Cobnuts are just young hazelnuts and most hedgerows contain hazel so in theory they should be easy to find and pick. However, you'll have to get past the squirrels first. Hugh F-W is hilarious on the subject in The River Cottage Cookbook: If you want to find a hazel tree, follow a squirrel. And if you want to get a decent crop of nuts off it, shoot the squirrel (see page 370)...
Should you make it as far as locating a crop, the squirrels tend to leave the early green nuts to dry out before tucking in, so your harvest is likely to consist mainly of the milky soft nuts nestled within the green shells. These are delicious so it's no hardship. Once brown, the nuts taste more like your average hazelnut and are, I think, a little more predictable and less unique.

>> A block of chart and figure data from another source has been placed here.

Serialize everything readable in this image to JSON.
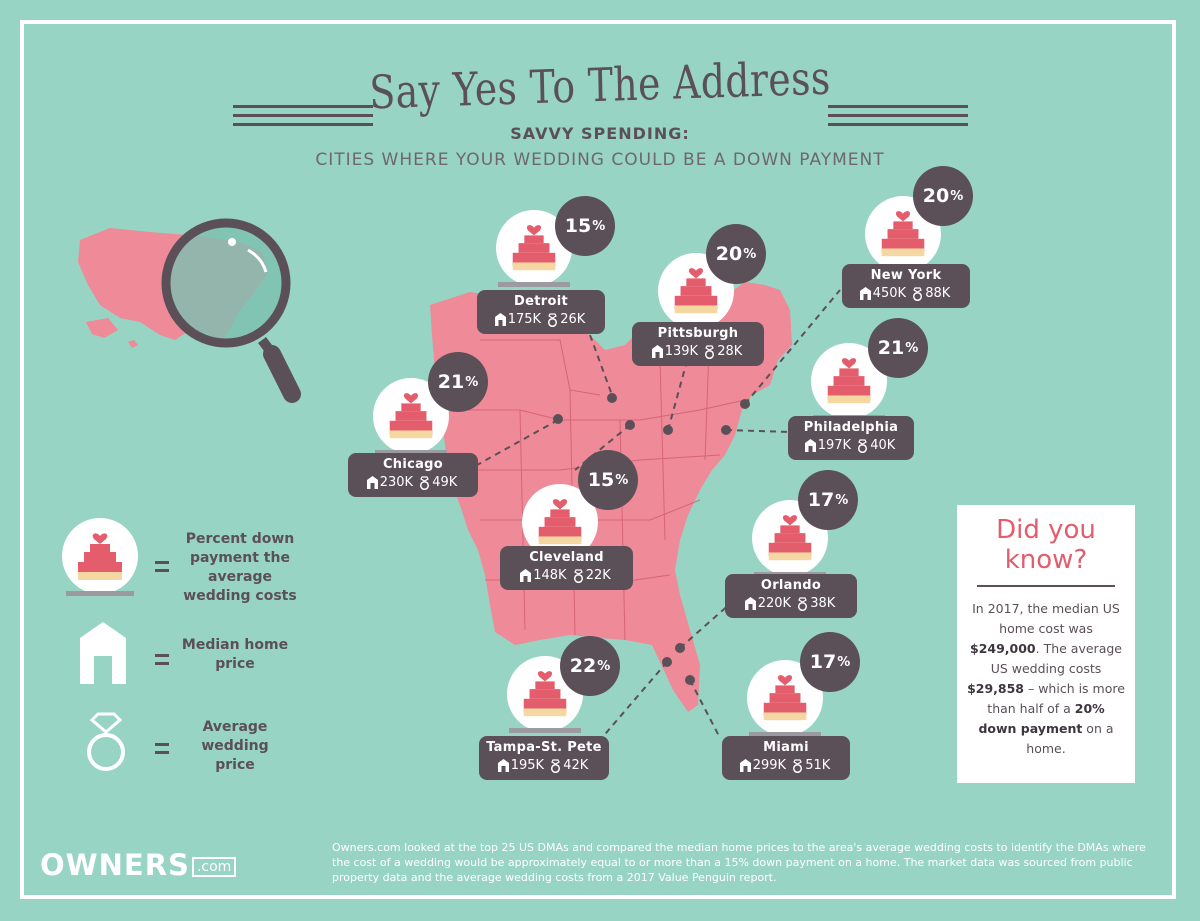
{
  "header": {
    "title": "Say Yes To The Address",
    "subtitle": "SAVVY SPENDING:",
    "tagline": "CITIES WHERE YOUR WEDDING COULD BE A DOWN PAYMENT"
  },
  "cities": [
    {
      "name": "Detroit",
      "percent": "15",
      "home": "175K",
      "wedding": "26K"
    },
    {
      "name": "Pittsburgh",
      "percent": "20",
      "home": "139K",
      "wedding": "28K"
    },
    {
      "name": "New York",
      "percent": "20",
      "home": "450K",
      "wedding": "88K"
    },
    {
      "name": "Chicago",
      "percent": "21",
      "home": "230K",
      "wedding": "49K"
    },
    {
      "name": "Philadelphia",
      "percent": "21",
      "home": "197K",
      "wedding": "40K"
    },
    {
      "name": "Cleveland",
      "percent": "15",
      "home": "148K",
      "wedding": "22K"
    },
    {
      "name": "Orlando",
      "percent": "17",
      "home": "220K",
      "wedding": "38K"
    },
    {
      "name": "Tampa-St. Pete",
      "percent": "22",
      "home": "195K",
      "wedding": "42K"
    },
    {
      "name": "Miami",
      "percent": "17",
      "home": "299K",
      "wedding": "51K"
    }
  ],
  "percent_sign": "%",
  "legend": {
    "cake": "Percent down payment the average wedding costs",
    "house": "Median home price",
    "ring": "Average wedding price"
  },
  "did_you_know": {
    "heading": "Did you know?",
    "p1": "In 2017, the median US home cost was ",
    "b1": "$249,000",
    "p2": ". The average US wedding costs ",
    "b2": "$29,858",
    "p3": " – which is more than half of a ",
    "b3": "20% down payment",
    "p4": " on a home."
  },
  "brand": {
    "name": "OWNERS",
    "suffix": ".com"
  },
  "footer": "Owners.com looked at the top 25 US DMAs and compared the median home prices to the area's average wedding costs to identify the DMAs where the cost of a wedding would be approximately equal to or more than a 15% down payment on a home. The market data was sourced from public property data and the average wedding costs from a 2017 Value Penguin report.",
  "colors": {
    "background": "#97d4c4",
    "map": "#ef8a98",
    "dark": "#5b4f58",
    "accent": "#e45d6c",
    "cake_tier": "#e45d6c",
    "cake_base": "#f5d7a1"
  },
  "icons": [
    "cake-icon",
    "house-icon",
    "ring-icon",
    "magnifier-icon"
  ]
}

To harvest the nuts, you will need a walking stick with a hook or a giant or maybe both. Many of the best cobnuts are frustratingly just out of reach. It's like a Cotswolds version of the Tantalus myth.
In fact, the whole affair, frankly, is a cruel game invented by Nature, because your next challenge is this: many wild cobnuts are empty. Yes, empty. And you can't tell if a sweet, milky nut is waiting within the shell or if it's simply hollow or, worst of all, harbouring a maggot, until you crack it.

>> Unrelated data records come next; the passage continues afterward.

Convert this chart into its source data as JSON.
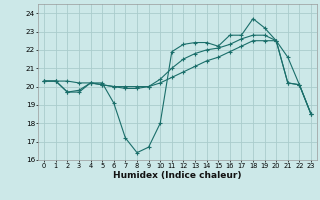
{
  "xlabel": "Humidex (Indice chaleur)",
  "bg_color": "#cce8e8",
  "grid_color": "#aacccc",
  "line_color": "#1a6e6a",
  "xlim": [
    -0.5,
    23.5
  ],
  "ylim": [
    16,
    24.5
  ],
  "yticks": [
    16,
    17,
    18,
    19,
    20,
    21,
    22,
    23,
    24
  ],
  "xticks": [
    0,
    1,
    2,
    3,
    4,
    5,
    6,
    7,
    8,
    9,
    10,
    11,
    12,
    13,
    14,
    15,
    16,
    17,
    18,
    19,
    20,
    21,
    22,
    23
  ],
  "line1_x": [
    0,
    1,
    2,
    3,
    4,
    5,
    6,
    7,
    8,
    9,
    10,
    11,
    12,
    13,
    14,
    15,
    16,
    17,
    18,
    19,
    20,
    21,
    22,
    23
  ],
  "line1_y": [
    20.3,
    20.3,
    19.7,
    19.7,
    20.2,
    20.2,
    19.1,
    17.2,
    16.4,
    16.7,
    18.0,
    21.9,
    22.3,
    22.4,
    22.4,
    22.2,
    22.8,
    22.8,
    23.7,
    23.2,
    22.5,
    20.2,
    20.1,
    18.5
  ],
  "line2_x": [
    0,
    1,
    2,
    3,
    4,
    5,
    6,
    7,
    8,
    9,
    10,
    11,
    12,
    13,
    14,
    15,
    16,
    17,
    18,
    19,
    20,
    21,
    22,
    23
  ],
  "line2_y": [
    20.3,
    20.3,
    19.7,
    19.8,
    20.2,
    20.1,
    20.0,
    19.9,
    19.9,
    20.0,
    20.4,
    21.0,
    21.5,
    21.8,
    22.0,
    22.1,
    22.3,
    22.6,
    22.8,
    22.8,
    22.5,
    20.2,
    20.1,
    18.5
  ],
  "line3_x": [
    0,
    1,
    2,
    3,
    4,
    5,
    6,
    7,
    8,
    9,
    10,
    11,
    12,
    13,
    14,
    15,
    16,
    17,
    18,
    19,
    20,
    21,
    22,
    23
  ],
  "line3_y": [
    20.3,
    20.3,
    20.3,
    20.2,
    20.2,
    20.1,
    20.0,
    20.0,
    20.0,
    20.0,
    20.2,
    20.5,
    20.8,
    21.1,
    21.4,
    21.6,
    21.9,
    22.2,
    22.5,
    22.5,
    22.5,
    21.6,
    20.1,
    18.5
  ]
}
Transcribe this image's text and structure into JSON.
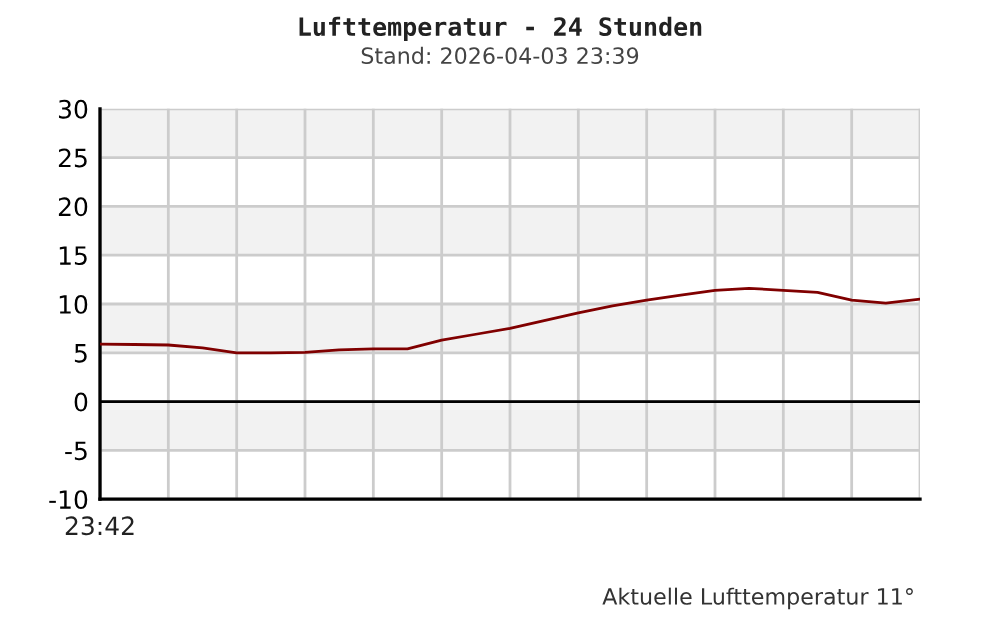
{
  "chart_data": {
    "type": "line",
    "title": "Lufttemperatur - 24 Stunden",
    "subtitle": "Stand: 2026-04-03 23:39",
    "annotations": [
      "23:42",
      "Aktuelle Lufttemperatur 11°"
    ],
    "categories": [
      null,
      null,
      null,
      null,
      null,
      null,
      null,
      null,
      null,
      null,
      null,
      null,
      null,
      null,
      null,
      null,
      null,
      null,
      null,
      null,
      null,
      null,
      null,
      null,
      null
    ],
    "series": [
      {
        "color": "#800000",
        "values": [
          5.9,
          5.85,
          5.8,
          5.5,
          5.0,
          5.0,
          5.05,
          5.3,
          5.4,
          5.4,
          6.3,
          6.9,
          7.5,
          8.3,
          9.1,
          9.8,
          10.4,
          10.9,
          11.4,
          11.6,
          11.4,
          11.2,
          10.4,
          10.1,
          10.5
        ]
      }
    ],
    "ylim": [
      -10,
      30
    ],
    "yticks": [
      -10,
      -5,
      0,
      5,
      10,
      15,
      20,
      25,
      30
    ],
    "grid": true,
    "marker": "none",
    "line_style": "solid",
    "ref_lines": [
      {
        "axis": "y",
        "value": 0,
        "color": "#000000"
      }
    ],
    "bands": [
      {
        "axis": "y",
        "from": 25,
        "to": 30,
        "color": "#f2f2f2"
      },
      {
        "axis": "y",
        "from": 15,
        "to": 20,
        "color": "#f2f2f2"
      },
      {
        "axis": "y",
        "from": 5,
        "to": 10,
        "color": "#f2f2f2"
      },
      {
        "axis": "y",
        "from": -5,
        "to": 0,
        "color": "#f2f2f2"
      }
    ]
  }
}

Of course, if you buy your cobnuts from a shop they will have most likely been cultivated in Kent where they they've got a handle on Nature and the nuts are large and rarely empty. Waitrose stock them at this time of year (of course they do).
Anyway, however you get your nuts, cobnuts make a cracking crumble topping. And, handily, most hedgerow pickings make a cracking filling. See, Nature isn't always a cruel mistress.

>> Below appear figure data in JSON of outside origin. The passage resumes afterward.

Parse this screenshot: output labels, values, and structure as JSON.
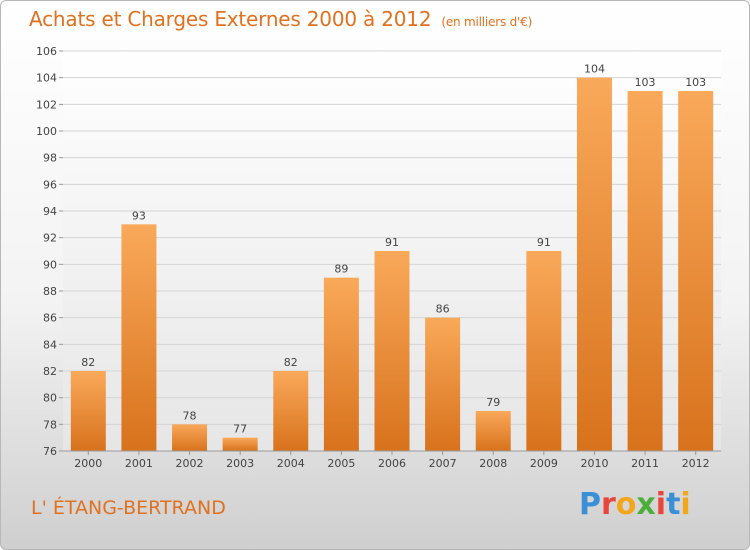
{
  "header": {
    "title": "Achats et Charges Externes 2000 à 2012",
    "subtitle": "(en milliers d'€)"
  },
  "footer": {
    "commune": "L' ÉTANG-BERTRAND",
    "logo_letters": [
      "P",
      "r",
      "o",
      "x",
      "i",
      "t",
      "i"
    ],
    "logo_colors": [
      "#3a8fd6",
      "#e8453c",
      "#f2a71b",
      "#4caf3c",
      "#e8453c",
      "#3a8fd6",
      "#f2a71b"
    ]
  },
  "chart_data": {
    "type": "bar",
    "categories": [
      "2000",
      "2001",
      "2002",
      "2003",
      "2004",
      "2005",
      "2006",
      "2007",
      "2008",
      "2009",
      "2010",
      "2011",
      "2012"
    ],
    "values": [
      82,
      93,
      78,
      77,
      82,
      89,
      91,
      86,
      79,
      91,
      104,
      103,
      103
    ],
    "data_labels": [
      "82",
      "93",
      "78",
      "77",
      "82",
      "89",
      "91",
      "86",
      "79",
      "91",
      "104",
      "103",
      "103"
    ],
    "title": "Achats et Charges Externes 2000 à 2012",
    "xlabel": "",
    "ylabel": "",
    "ylim": [
      76,
      106
    ],
    "yticks": [
      "76",
      "78",
      "80",
      "82",
      "84",
      "86",
      "88",
      "90",
      "92",
      "94",
      "96",
      "98",
      "100",
      "102",
      "104",
      "106"
    ],
    "grid": true,
    "bar_color_top": "#f9a95a",
    "bar_color_bottom": "#d8721c"
  }
}
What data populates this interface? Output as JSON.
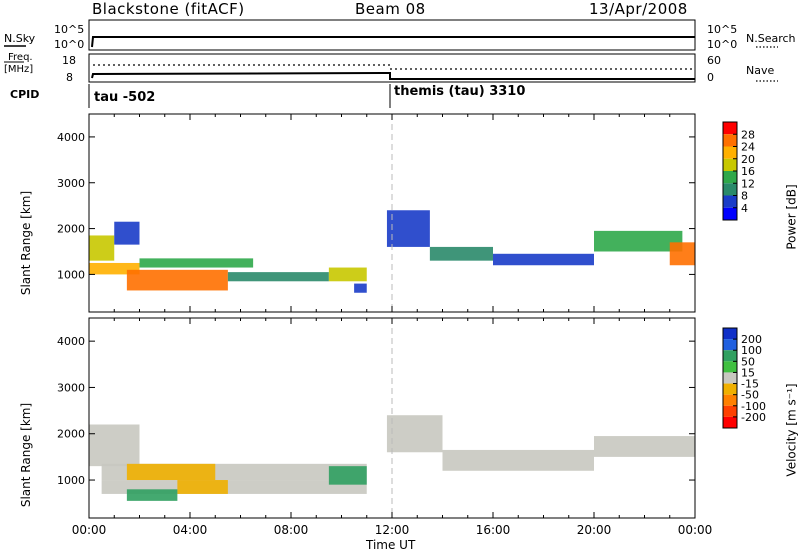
{
  "header": {
    "station": "Blackstone (fitACF)",
    "beam": "Beam 08",
    "date": "13/Apr/2008"
  },
  "panels": {
    "nsky_label": "N.Sky",
    "nsearch_label": "N.Search",
    "freq_label": "Freq.",
    "freq_unit": "[MHz]",
    "nave_label": "Nave",
    "cpid_label": "CPID",
    "cpid_1": "tau  -502",
    "cpid_2": "themis (tau) 3310",
    "log_ticks_left": [
      "10^5",
      "10^0"
    ],
    "log_ticks_right": [
      "10^5",
      "10^0"
    ],
    "freq_ticks": [
      "18",
      "8"
    ],
    "nave_ticks": [
      "60",
      "0"
    ]
  },
  "chart_data": [
    {
      "type": "heatmap",
      "name": "power",
      "ylabel": "Slant Range [km]",
      "ylim": [
        180,
        4500
      ],
      "yticks": [
        1000,
        2000,
        3000,
        4000
      ],
      "x": [
        "00:00",
        "04:00",
        "08:00",
        "12:00",
        "16:00",
        "20:00",
        "00:00"
      ],
      "colorbar": {
        "label": "Power [dB]",
        "ticks": [
          "4",
          "8",
          "12",
          "16",
          "20",
          "24",
          "28"
        ],
        "colors": [
          "#0000ff",
          "#1a3cc8",
          "#2a8a6a",
          "#2fa84a",
          "#c8c800",
          "#ffb000",
          "#ff7000",
          "#ff0000"
        ]
      },
      "cells": [
        [
          0,
          1,
          1300,
          1850,
          18
        ],
        [
          1,
          2,
          1650,
          2150,
          8
        ],
        [
          0,
          2,
          1000,
          1250,
          24
        ],
        [
          1.5,
          5.5,
          650,
          1100,
          28
        ],
        [
          2,
          6.5,
          1150,
          1350,
          16
        ],
        [
          5.5,
          9.5,
          850,
          1050,
          12
        ],
        [
          9.5,
          11,
          850,
          1150,
          20
        ],
        [
          10.5,
          11,
          600,
          800,
          8
        ],
        [
          11.8,
          13.5,
          1600,
          2400,
          8
        ],
        [
          13.5,
          16,
          1300,
          1600,
          12
        ],
        [
          16,
          20,
          1200,
          1450,
          8
        ],
        [
          20,
          23.5,
          1500,
          1950,
          16
        ],
        [
          23,
          24,
          1200,
          1700,
          28
        ]
      ]
    },
    {
      "type": "heatmap",
      "name": "velocity",
      "ylabel": "Slant Range [km]",
      "ylim": [
        180,
        4500
      ],
      "yticks": [
        1000,
        2000,
        3000,
        4000
      ],
      "xlabel": "Time UT",
      "x": [
        "00:00",
        "04:00",
        "08:00",
        "12:00",
        "16:00",
        "20:00",
        "00:00"
      ],
      "colorbar": {
        "label": "Velocity [m s⁻¹]",
        "ticks": [
          "200",
          "100",
          "50",
          "15",
          "-15",
          "-50",
          "-100",
          "-200"
        ],
        "colors": [
          "#1030c8",
          "#2060e0",
          "#30a060",
          "#40c040",
          "#c8c8c0",
          "#f0b000",
          "#ff8000",
          "#ff4000",
          "#ff0000"
        ]
      },
      "cells": [
        [
          0,
          2,
          1300,
          2200,
          -15
        ],
        [
          0.5,
          11,
          1000,
          1350,
          -15
        ],
        [
          0.5,
          11,
          700,
          1000,
          -15
        ],
        [
          1.5,
          5,
          1000,
          1350,
          -50
        ],
        [
          3.5,
          5.5,
          700,
          1000,
          -50
        ],
        [
          1.5,
          3.5,
          550,
          800,
          50
        ],
        [
          9.5,
          11,
          900,
          1300,
          50
        ],
        [
          11.8,
          14,
          1600,
          2400,
          -15
        ],
        [
          14,
          20,
          1200,
          1650,
          -15
        ],
        [
          20,
          24,
          1500,
          1950,
          -15
        ]
      ]
    }
  ]
}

So here is my hedgerow harvest crumble recipe - perfect for an Autumn tea after a foraging dog walk. (Incidentally, the G&G spaniel is delighted that the hedgerow season has arrived - finally, the humans are rooting around the hedges just like me - I knew they'd cotton on to the joys of hedgerows eventually...)
200g blackberries, picked through and washed
3 medium sized apples
Honey, to taste
1 vanilla pod
115g wholemeal spelt flour
50g butter, cold
50g light brown sugar
40g un-shelled cobnuts (or hazelnuts)
Pre-heat the oven to 185 degrees Celsius.
Peel and core the apple, cut it into large chunks and pop it in a bowl with the blackberries and a drizzle of honey (if your apples are quite sweet you may find you don't need any honey). Slice the vanilla pod in half lengthways, scrap out the seeds and pop them in too. Mix it all up well and transfer to a deep ovenproof dish.
Cube the butter into a bowl, add the flour and rub it together with the tips of your fingers until you have a rough crumble. Don't make it too fine and sandy or it will set rock hard when cooked. Chop the nuts and mix them in together with the sugar.
Scatter the crumble over the top of the fruit and bake for around 30 minutes until the fruit is soft and the crumble is golden.
Whether you serve it with custard, cream or ice-cream is a contentious debate into which I will not stray beyond simply asking - how can it not be custard? Tinned.